The Patriots’ decision to release Hernandez is not without consequence to the team. The team will have no opportunity to realize a salary savings in 2013 for Hernandez. The Patriots paid Hernandez a $12.5 million signing bonus in his 2012 contract extension worth a total of $39 million. It is unclear as to whether or not the Patriots will try to void the deal paying $3.25 million in a deferred payment due on March 31, 2014, and whether they’ll try to wipe out base-salary guaranteed of $1.323 million in 2013 and $1.137 million in 2014. But in this case, the Patriots believe that taking the moral high road is more important than the money, and it is hard to argue against that point. It’s possible that the Patriots have a sense of the charges to be announced, which at this point one would think would include at least obstruction of justice, but might include conspiracy to commit murder and/or murder.

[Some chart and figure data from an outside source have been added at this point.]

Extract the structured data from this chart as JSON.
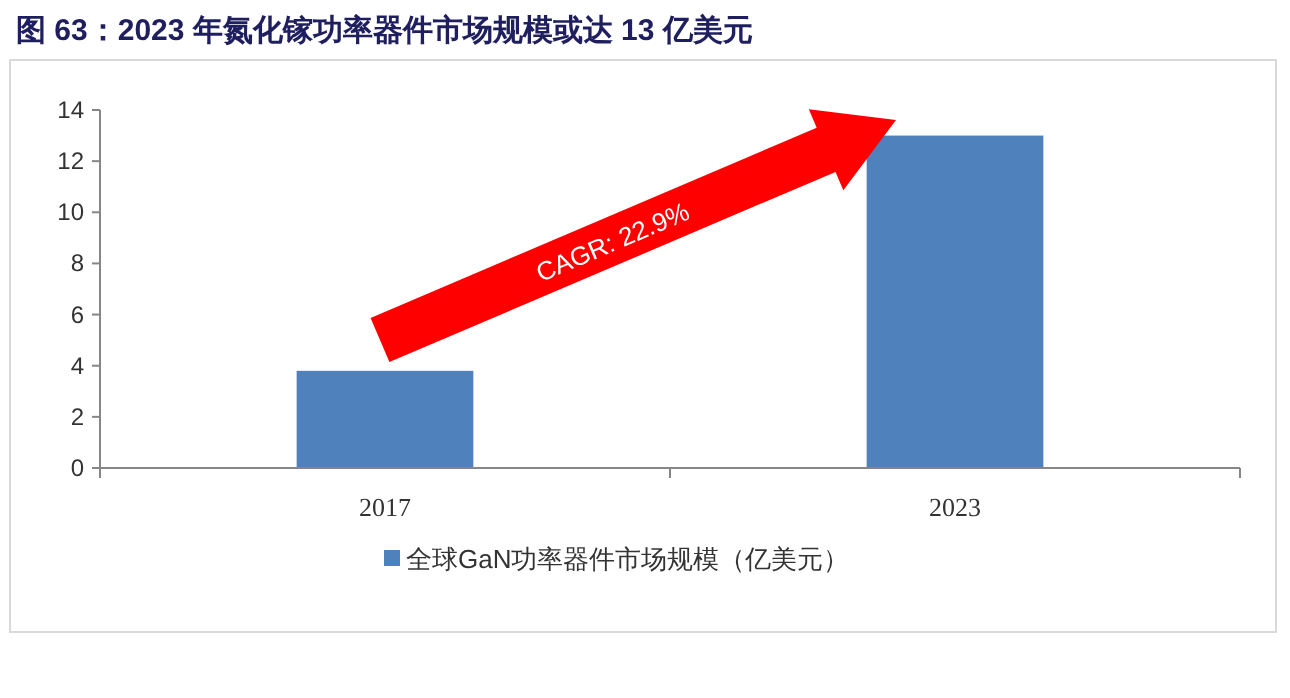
{
  "chart_data": {
    "type": "bar",
    "title": "图 63：2023 年氮化镓功率器件市场规模或达 13 亿美元",
    "categories": [
      "2017",
      "2023"
    ],
    "series": [
      {
        "name": "全球GaN功率器件市场规模（亿美元）",
        "color": "#4f81bd",
        "values": [
          3.8,
          13.0
        ]
      }
    ],
    "ylim": [
      0,
      14
    ],
    "yticks": [
      0,
      2,
      4,
      6,
      8,
      10,
      12,
      14
    ],
    "grid": false,
    "legend": "bottom",
    "annotations": [
      "CAGR: 22.9%"
    ]
  }
}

This article will be updated today as more information becomes available.
UPDATE: According to Pro Football Talk: “For 2013, the Patriots will carry a $2.5 million charge for the portion of his $12.5 million signing bonus, paid last year. Hernandez’s base salary of $1.323 million is fully guaranteed, and so the cap number will remain $4.073 million unless and until the Patriots can finagle a way to avoid paying him.”
UPDATE: Here’s a picture of the North Attleborough court room where Hernandez will be arraigned. Courtesy of Wesley Lowery of the Boston Globe.
UPDATE: I’ve been watching the arraignment live, and Aaron Hernandez has been formally charged with six counts, including the (first-degree) murder of Odin Lloyd and five related gun charges (carrying a firearm without a license and possession of a large capacity firearm). The prosecutor offered a highly detailed summary of the events and the investigation. I was a little surprised to hear that when the police first arrived and knocked to question Hernandez, he refused to answer the door, and instead watched the police from inside his home. From what is said by the prosecutor, it sounds like at least one of Hernandez’ “associates” flipped on him and provided detailed information about conversations taking place in Hernandez’ home and in his car. Further, the prosecutor can place the murder weapon in Hernandez’ hands, based on his own surveillance system. It should be noted that Hernandez does not possess the necessary permit to own any weapons.
Based on the evidence presented, Hernandez would appear to be a calculated and brutal, cold-blooded murderer. To expect to get away with what he is accused of doing suggests that Hernandez is either stupid or just used to getting away with things. During the arraignment, Hernandez stood there looking on, appearing utterly emotionless. If anything, Hernandez appeared bored by the prosecutor’s accounting of the evidence.His only display of emotion was to blow his girlfriend a kiss as he was escorted out of the court room. Hernandez can have his presumption of innocence in the criminal courts, but I couldn’t help but watch these proceedings and believed I was watching a thoroughly evil human being. I can only hope that justice is found in the criminal trial that will be coming.
The prosecutor asked for remand while the defense of course offered that Hernandez was not a flight risk. The judge ultimately decided that Hernandez should be held without bail, to which I wholeheartedly concur. The judge did agree to the defense’s request for a gag order on the case, which seems a sensible precaution for both sides in such a public case.